1. (a) A car has an initial speed of u m s^-1 - Leaving Cert Applied Maths - Question 1 - 2016

Using the equation of motion:

1. Total distance during acceleration phase (0 to 4 seconds) is given by:

   [ s_1 = ut + \frac{1}{2}at^2 ]

   40 = 4u + \frac{1}{2}a(4^2)

2. The final speed after 4 seconds (v) is:

   [ v = u + at ]

   15 = u + 4a

3. We can solve for a from the second equation:

   [ a = \frac{15 - u}{4} ]

   4. Substituting for a in the distance equation:

   [ 40 = 4u + \frac{1}{2} \left(\frac{15 - u}{4}\right)(16) ]

   5. Simplifying provides:

   [ 40 = 4u + \frac{15 - u}{2} ]

   6. By solving this, we find:

   [ u = 5 , m/s ]

To find the total distance travelled, we sum up the distance from each phase:

1. Distance during acceleration (40 m)

2. Distance during uniform speed phase (45 m)

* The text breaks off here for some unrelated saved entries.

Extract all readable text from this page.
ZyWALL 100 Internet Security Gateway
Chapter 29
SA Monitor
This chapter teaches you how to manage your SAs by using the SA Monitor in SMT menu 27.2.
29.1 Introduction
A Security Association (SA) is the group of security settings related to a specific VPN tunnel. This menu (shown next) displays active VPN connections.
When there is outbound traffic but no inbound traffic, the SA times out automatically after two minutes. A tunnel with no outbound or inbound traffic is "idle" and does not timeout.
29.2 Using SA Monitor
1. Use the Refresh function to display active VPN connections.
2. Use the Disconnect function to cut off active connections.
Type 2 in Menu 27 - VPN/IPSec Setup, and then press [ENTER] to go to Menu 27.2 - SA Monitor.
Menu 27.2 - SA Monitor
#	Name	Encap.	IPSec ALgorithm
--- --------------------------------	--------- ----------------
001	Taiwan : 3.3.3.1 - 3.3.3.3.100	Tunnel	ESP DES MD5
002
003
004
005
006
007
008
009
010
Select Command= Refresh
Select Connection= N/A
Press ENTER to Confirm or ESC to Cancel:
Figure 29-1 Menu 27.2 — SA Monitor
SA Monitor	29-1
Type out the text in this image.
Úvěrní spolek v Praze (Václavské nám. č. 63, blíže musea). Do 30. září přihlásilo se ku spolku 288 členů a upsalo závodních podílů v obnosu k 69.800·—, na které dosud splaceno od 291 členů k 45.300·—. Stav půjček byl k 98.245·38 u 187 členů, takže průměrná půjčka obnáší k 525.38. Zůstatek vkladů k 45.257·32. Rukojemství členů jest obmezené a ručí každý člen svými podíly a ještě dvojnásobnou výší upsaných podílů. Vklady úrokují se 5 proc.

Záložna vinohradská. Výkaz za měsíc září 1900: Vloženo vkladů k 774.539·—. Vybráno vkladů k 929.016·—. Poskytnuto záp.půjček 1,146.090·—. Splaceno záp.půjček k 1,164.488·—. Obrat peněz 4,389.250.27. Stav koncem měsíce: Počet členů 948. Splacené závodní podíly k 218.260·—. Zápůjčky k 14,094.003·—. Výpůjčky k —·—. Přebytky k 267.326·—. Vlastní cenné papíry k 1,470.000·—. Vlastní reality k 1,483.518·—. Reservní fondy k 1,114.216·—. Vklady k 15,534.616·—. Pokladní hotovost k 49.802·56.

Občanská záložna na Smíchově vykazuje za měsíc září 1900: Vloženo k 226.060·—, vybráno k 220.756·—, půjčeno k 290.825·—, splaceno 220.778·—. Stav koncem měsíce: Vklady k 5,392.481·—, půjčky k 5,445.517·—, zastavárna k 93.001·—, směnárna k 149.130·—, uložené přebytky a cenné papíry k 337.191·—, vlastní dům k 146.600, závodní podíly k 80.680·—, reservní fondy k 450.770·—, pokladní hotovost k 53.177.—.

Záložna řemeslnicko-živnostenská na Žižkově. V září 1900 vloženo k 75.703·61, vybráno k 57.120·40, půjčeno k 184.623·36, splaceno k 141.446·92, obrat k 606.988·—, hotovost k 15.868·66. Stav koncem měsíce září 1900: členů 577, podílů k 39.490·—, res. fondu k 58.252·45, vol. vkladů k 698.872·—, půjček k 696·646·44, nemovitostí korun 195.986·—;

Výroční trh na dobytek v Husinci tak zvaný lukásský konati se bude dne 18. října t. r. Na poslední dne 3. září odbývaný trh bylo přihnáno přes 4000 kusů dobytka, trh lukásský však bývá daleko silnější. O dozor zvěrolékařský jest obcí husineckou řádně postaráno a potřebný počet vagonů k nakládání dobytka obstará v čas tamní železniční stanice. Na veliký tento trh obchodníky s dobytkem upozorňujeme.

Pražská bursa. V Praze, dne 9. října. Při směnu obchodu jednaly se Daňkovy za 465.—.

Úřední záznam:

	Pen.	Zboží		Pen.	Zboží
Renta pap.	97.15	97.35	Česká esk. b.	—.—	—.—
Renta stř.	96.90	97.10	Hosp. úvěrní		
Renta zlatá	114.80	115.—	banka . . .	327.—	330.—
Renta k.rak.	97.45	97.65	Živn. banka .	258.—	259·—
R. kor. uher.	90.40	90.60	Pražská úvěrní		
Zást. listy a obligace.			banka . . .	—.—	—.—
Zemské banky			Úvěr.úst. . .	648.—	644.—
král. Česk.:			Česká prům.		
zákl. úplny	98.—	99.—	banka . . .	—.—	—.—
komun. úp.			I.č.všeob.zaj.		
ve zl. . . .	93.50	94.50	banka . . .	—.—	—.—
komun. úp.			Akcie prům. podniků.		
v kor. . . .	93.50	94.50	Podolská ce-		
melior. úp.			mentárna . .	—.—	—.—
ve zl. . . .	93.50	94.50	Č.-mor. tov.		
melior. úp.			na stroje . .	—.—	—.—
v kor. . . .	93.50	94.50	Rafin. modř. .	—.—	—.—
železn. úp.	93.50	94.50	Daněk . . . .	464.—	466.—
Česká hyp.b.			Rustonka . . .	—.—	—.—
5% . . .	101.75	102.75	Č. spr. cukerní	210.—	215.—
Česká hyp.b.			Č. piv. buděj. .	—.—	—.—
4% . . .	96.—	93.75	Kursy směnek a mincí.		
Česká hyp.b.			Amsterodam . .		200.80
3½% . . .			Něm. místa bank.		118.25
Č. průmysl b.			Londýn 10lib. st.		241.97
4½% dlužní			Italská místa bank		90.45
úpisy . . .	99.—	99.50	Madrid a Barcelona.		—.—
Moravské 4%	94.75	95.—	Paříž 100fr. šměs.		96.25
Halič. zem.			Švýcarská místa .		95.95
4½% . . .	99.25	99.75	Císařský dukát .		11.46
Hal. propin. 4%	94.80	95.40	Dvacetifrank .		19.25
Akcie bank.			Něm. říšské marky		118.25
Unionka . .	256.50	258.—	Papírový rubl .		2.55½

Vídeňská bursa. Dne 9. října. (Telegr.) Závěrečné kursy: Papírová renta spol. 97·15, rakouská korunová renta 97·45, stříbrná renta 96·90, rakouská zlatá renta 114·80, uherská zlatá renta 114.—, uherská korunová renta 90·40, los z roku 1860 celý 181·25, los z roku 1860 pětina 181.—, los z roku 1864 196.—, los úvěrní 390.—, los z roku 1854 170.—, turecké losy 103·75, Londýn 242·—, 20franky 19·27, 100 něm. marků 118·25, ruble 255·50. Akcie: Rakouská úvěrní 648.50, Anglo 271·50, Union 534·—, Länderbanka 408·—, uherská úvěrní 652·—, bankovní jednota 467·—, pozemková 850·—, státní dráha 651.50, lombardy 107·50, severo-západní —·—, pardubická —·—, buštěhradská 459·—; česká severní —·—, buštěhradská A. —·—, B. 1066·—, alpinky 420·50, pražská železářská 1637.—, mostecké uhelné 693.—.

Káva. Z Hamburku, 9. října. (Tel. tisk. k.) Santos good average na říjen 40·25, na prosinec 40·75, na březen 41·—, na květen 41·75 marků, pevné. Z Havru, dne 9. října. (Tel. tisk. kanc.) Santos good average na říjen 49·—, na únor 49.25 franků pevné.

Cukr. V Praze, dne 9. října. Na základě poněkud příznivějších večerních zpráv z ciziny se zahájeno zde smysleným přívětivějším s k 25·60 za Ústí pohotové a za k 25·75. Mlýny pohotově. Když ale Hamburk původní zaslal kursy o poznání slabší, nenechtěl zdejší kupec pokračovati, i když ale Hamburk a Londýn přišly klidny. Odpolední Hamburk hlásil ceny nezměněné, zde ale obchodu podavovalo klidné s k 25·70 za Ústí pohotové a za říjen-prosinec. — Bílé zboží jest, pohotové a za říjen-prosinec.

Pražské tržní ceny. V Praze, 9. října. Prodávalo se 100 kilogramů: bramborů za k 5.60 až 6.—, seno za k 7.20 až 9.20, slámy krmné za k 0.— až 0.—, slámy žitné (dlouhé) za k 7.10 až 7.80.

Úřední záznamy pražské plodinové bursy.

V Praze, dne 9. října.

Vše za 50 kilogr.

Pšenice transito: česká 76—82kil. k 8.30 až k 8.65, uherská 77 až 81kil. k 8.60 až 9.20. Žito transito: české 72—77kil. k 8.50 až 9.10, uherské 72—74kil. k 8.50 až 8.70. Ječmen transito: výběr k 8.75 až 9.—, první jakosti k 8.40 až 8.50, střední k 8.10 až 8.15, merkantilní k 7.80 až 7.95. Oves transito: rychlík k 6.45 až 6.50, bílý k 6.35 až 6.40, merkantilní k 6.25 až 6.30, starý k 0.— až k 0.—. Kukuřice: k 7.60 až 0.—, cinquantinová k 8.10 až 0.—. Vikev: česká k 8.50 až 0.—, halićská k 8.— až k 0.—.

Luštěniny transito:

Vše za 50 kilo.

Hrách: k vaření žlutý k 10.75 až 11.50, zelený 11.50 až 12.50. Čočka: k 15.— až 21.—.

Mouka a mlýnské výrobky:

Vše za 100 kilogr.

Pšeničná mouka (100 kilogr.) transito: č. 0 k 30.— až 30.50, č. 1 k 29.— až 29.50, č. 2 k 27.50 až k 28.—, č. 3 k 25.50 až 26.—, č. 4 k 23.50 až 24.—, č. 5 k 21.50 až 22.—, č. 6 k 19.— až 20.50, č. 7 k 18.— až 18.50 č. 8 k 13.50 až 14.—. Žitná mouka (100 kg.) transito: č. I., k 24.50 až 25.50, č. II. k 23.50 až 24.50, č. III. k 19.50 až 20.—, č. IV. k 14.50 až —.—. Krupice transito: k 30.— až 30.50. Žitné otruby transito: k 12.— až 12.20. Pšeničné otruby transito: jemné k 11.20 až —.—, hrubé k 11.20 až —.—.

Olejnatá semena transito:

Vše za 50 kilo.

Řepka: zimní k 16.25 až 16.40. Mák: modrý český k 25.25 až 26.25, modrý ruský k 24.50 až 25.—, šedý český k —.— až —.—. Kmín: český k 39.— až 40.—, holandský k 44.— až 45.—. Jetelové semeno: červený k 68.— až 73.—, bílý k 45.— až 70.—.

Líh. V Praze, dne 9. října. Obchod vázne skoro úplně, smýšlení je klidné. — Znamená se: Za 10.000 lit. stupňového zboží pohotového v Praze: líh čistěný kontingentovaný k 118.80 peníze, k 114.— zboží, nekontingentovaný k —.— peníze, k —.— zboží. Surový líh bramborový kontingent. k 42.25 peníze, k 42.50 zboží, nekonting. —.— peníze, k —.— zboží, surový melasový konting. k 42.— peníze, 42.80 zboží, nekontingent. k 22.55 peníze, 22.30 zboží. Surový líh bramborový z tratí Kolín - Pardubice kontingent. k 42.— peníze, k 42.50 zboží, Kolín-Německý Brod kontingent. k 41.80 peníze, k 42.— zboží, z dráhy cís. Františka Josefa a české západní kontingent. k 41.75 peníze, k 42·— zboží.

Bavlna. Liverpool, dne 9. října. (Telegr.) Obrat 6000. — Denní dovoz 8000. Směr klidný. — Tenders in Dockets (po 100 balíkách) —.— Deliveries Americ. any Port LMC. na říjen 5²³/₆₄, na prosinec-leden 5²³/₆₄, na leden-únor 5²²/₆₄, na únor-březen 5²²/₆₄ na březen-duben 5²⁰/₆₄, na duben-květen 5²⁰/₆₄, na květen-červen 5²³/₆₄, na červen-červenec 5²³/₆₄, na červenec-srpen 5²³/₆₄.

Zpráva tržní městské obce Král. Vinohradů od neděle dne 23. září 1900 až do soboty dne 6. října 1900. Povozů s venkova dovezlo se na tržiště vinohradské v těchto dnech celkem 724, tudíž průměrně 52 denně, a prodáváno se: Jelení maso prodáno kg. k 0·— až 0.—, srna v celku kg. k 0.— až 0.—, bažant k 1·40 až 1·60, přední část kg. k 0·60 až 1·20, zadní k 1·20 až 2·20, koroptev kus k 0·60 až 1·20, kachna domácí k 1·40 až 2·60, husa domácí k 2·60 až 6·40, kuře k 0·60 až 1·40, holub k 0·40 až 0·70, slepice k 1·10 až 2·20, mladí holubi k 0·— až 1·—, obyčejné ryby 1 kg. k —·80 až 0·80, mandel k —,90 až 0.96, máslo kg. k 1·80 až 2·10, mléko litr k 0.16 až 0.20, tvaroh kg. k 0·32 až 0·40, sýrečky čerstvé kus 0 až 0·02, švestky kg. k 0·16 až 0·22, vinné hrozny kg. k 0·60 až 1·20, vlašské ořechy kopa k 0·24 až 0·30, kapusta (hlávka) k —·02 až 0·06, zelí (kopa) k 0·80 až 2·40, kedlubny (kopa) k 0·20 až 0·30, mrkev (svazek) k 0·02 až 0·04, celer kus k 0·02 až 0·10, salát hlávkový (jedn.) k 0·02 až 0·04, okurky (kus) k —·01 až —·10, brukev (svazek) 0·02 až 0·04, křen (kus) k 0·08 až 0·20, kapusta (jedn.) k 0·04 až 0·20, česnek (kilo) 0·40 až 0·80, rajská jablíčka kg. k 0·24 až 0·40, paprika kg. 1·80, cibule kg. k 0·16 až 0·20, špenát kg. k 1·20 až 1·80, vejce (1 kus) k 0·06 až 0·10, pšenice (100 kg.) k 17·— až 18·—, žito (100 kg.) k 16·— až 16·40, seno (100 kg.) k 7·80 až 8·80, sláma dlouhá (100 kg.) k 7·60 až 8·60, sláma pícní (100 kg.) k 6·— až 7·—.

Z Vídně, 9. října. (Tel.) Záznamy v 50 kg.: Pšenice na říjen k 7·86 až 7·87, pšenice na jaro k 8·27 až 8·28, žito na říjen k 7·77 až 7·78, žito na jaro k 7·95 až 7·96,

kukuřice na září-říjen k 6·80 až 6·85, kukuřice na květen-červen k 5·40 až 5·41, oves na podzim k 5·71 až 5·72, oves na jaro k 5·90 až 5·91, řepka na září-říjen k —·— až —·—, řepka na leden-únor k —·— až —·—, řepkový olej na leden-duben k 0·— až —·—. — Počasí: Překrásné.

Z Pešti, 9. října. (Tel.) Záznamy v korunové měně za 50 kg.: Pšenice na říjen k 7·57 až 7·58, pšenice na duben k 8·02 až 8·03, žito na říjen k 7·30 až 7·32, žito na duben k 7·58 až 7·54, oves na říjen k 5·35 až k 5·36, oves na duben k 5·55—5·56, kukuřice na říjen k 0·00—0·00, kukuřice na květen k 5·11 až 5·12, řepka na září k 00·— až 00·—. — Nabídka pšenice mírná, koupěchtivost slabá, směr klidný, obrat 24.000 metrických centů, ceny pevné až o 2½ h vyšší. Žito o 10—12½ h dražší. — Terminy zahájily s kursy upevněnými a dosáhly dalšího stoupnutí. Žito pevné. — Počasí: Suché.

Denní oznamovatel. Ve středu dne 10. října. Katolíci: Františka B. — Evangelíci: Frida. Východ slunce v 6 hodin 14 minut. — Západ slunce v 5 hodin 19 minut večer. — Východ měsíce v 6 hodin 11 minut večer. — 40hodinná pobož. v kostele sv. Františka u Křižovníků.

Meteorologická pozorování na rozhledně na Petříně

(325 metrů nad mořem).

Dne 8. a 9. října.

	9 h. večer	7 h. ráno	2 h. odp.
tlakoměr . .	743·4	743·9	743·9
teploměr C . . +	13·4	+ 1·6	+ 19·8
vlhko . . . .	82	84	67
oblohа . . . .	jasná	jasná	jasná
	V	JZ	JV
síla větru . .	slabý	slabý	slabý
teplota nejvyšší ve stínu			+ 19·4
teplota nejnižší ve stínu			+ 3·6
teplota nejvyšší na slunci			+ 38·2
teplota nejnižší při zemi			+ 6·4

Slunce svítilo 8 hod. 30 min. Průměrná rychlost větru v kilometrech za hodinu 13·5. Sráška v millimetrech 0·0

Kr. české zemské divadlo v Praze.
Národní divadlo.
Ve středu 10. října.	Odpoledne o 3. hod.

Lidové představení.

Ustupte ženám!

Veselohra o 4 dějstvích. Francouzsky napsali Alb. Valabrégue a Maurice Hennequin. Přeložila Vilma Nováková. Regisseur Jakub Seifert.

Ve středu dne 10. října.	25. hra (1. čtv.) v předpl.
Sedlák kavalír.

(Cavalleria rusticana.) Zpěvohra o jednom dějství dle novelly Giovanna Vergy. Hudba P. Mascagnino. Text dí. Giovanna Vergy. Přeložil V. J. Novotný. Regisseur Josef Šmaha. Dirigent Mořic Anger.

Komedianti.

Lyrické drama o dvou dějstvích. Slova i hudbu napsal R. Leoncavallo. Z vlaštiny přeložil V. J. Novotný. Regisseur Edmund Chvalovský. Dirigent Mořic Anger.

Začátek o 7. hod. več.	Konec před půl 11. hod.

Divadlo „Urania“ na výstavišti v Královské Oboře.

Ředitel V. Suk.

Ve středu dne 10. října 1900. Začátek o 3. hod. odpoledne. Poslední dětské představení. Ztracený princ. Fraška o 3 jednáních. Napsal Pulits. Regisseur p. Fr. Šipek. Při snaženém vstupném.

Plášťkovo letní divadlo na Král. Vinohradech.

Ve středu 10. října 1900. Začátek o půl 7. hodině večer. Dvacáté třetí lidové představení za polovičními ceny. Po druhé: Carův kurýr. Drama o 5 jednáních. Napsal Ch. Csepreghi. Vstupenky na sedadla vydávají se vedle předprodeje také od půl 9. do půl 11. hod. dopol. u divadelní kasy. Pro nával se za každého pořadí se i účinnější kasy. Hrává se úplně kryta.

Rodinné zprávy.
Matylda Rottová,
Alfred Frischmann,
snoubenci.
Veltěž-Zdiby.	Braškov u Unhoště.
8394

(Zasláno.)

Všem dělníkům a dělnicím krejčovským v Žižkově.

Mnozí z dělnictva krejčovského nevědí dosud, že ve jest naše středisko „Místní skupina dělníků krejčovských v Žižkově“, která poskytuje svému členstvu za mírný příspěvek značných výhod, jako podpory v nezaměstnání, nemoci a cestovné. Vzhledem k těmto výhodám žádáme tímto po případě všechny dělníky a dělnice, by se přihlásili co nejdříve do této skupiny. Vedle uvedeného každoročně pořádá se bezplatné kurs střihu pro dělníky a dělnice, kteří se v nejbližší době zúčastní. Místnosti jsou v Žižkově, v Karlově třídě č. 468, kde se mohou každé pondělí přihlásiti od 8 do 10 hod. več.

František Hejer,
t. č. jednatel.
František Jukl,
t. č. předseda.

3. Distance during deceleration phase:

   [ v^2 = u^2 + 2as ]

   Here, we can substitute:

   [ 0 = 15^2 + 2(-2f)(s) ]

   Which can solve for s as well.

Finally,

[ d = 40 + 45 + (3)(15) ]

Total distance:

[ d = 107.5 , m ]

1. Let the height of the first particle after time t be given by:

   [ s_1 = ut - \frac{1}{2}gt^2 ]

   2. For the second particle after time ( t - \frac{t}{2} = \frac{t}{2} ) the distance becomes:

   [ s_2 = u\left(\frac{t}{2}\right) - \frac{g}{2}\left(\frac{t}{2}\right)^2 ]

   3. When they meet at height h, setting ( s_1 = s_2 ) leads to:

   [ ut - \frac{1}{2}gt^2 = \frac{ut}{2} - \frac{g}{8}t^2 ]

   4. Rearranging gives:

   [ h = \frac{u^2 - gt^2}{2g} ]

   Thus proving the required expression.